Philpax: Multimodal support in llama.cpp - Achievements and Future Directions

https://fosdem.org/2026/schedule/event/LRZJEH-llama-cpp-multimodal/

Support timeline for multimodal: initial support in October 2023, removed due to buggy nature in May 2024, hacky touch-and-go implementations until libmtmd in May 2025
The previous implementation used libllava, which interfaced ith clip.cpp to produce embeddings, which were then passed to libllama
- This proved troublesome due to having to interface multiple libraries with differen tinstances
libmtmd abstracts all input to be fed to the model
- Encapsulates all input - including bundling clip.cpp - to pass data to libllama
- Does true multimodal input + audio (LFM2.5-Audio), and is extensible
mtmd_tokenize is a single function that can tokenise an input prompt + mixed modality inputs, and match them together (assuming that there are matching markers in the text prompt to correspond to the multimodal inputs)
Future work:
- Multimodal output: image and audio generation, by having libllama generate embeddings that are then passed to mtmd, which can then process that into the specific output format
  - Some models support interleaved text and multimodal output generation, so it's a bidirectional problem, as mtmd might need to give control back to libllama
  - Actual implementation is non-trivial; multiple ways to implement audio decoders (convolution, transformer, diffusion), and vision requires diffusion
  - There's an existing diffusion.cpp implementation, but it's not appropriate; image generation is a long way out
- Video input: interleaved image and audio.

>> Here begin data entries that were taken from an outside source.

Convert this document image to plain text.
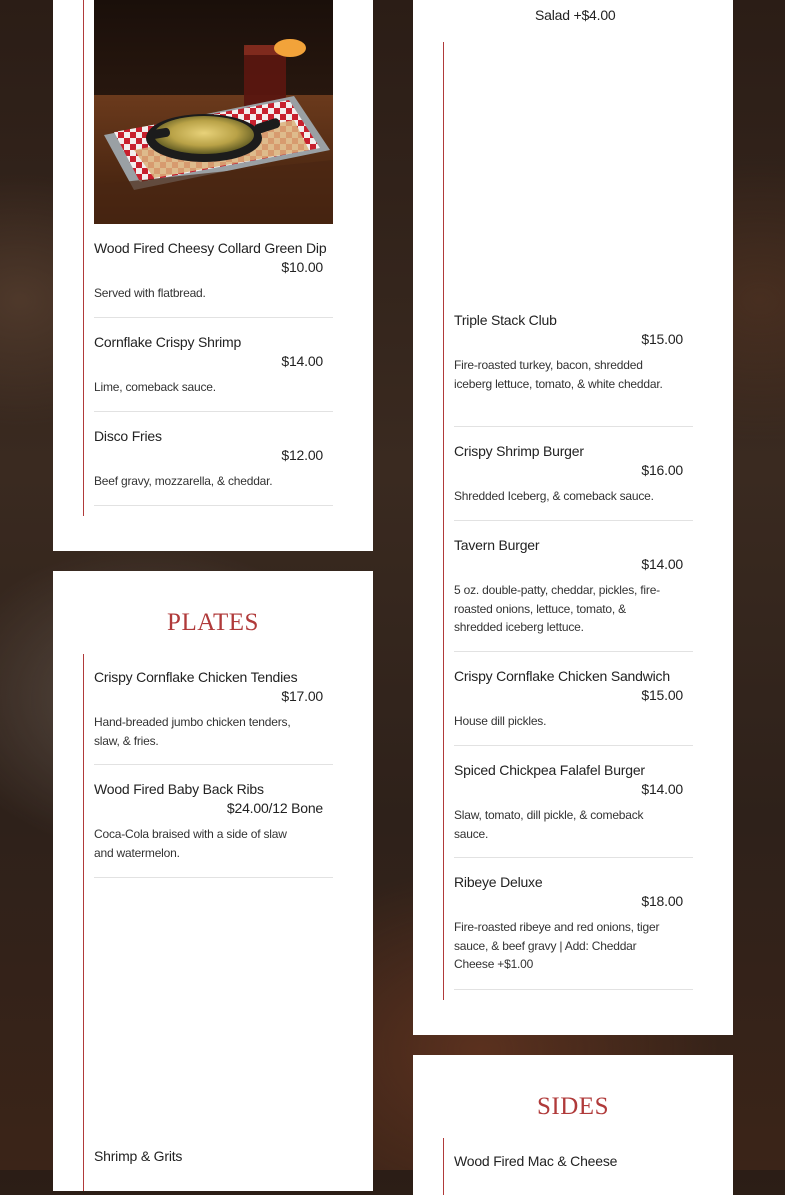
Wood Fired Cheesy Collard Green Dip
$10.00
Served with flatbread.
Cornflake Crispy Shrimp
$14.00
Lime, comeback sauce.
Disco Fries
$12.00
Beef gravy, mozzarella, & cheddar.
PLATES
Crispy Cornflake Chicken Tendies
$17.00
Hand-breaded jumbo chicken tenders, slaw, & fries.
Wood Fired Baby Back Ribs
$24.00/12 Bone
Coca-Cola braised with a side of slaw and watermelon.
Shrimp & Grits
Salad +$4.00
Triple Stack Club
$15.00
Fire-roasted turkey, bacon, shredded iceberg lettuce, tomato, & white cheddar.
Crispy Shrimp Burger
$16.00
Shredded Iceberg, & comeback sauce.
Tavern Burger
$14.00
5 oz. double-patty, cheddar, pickles, fire-roasted onions, lettuce, tomato, & shredded iceberg lettuce.
Crispy Cornflake Chicken Sandwich
$15.00
House dill pickles.
Spiced Chickpea Falafel Burger
$14.00
Slaw, tomato, dill pickle, & comeback sauce.
Ribeye Deluxe
$18.00
Fire-roasted ribeye and red onions, tiger sauce, & beef gravy | Add: Cheddar Cheese +$1.00
SIDES
Wood Fired Mac & Cheese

  - This is complicated by needing memory for all of these frames + audio buffers
  - libmtmd is developing a streaming API to deal with this; seems to be a pull interface where libmtmd can pull frames from a video decoder?
  - Also, all of the usual packaging concerns: how do you decode video in a portable way? Forced ffmpeg install? Separate versions? How do you deal with the UX hit? Discussion here: https://github.com/ggml-org/llama.cpp/issues/18389
Contributing:
- Look around the codebase, use what's already there
- Open a discussion if you want to push significant changes
- Try to reuse existing functionality
- Use AI to discover, but not to write code
- Keep things KISS and model-agnostic
Question: How long until llama.cpp has a first-working version of multimodal output? No timeline right now, but 1-2 months maybe? Image generation will take more time.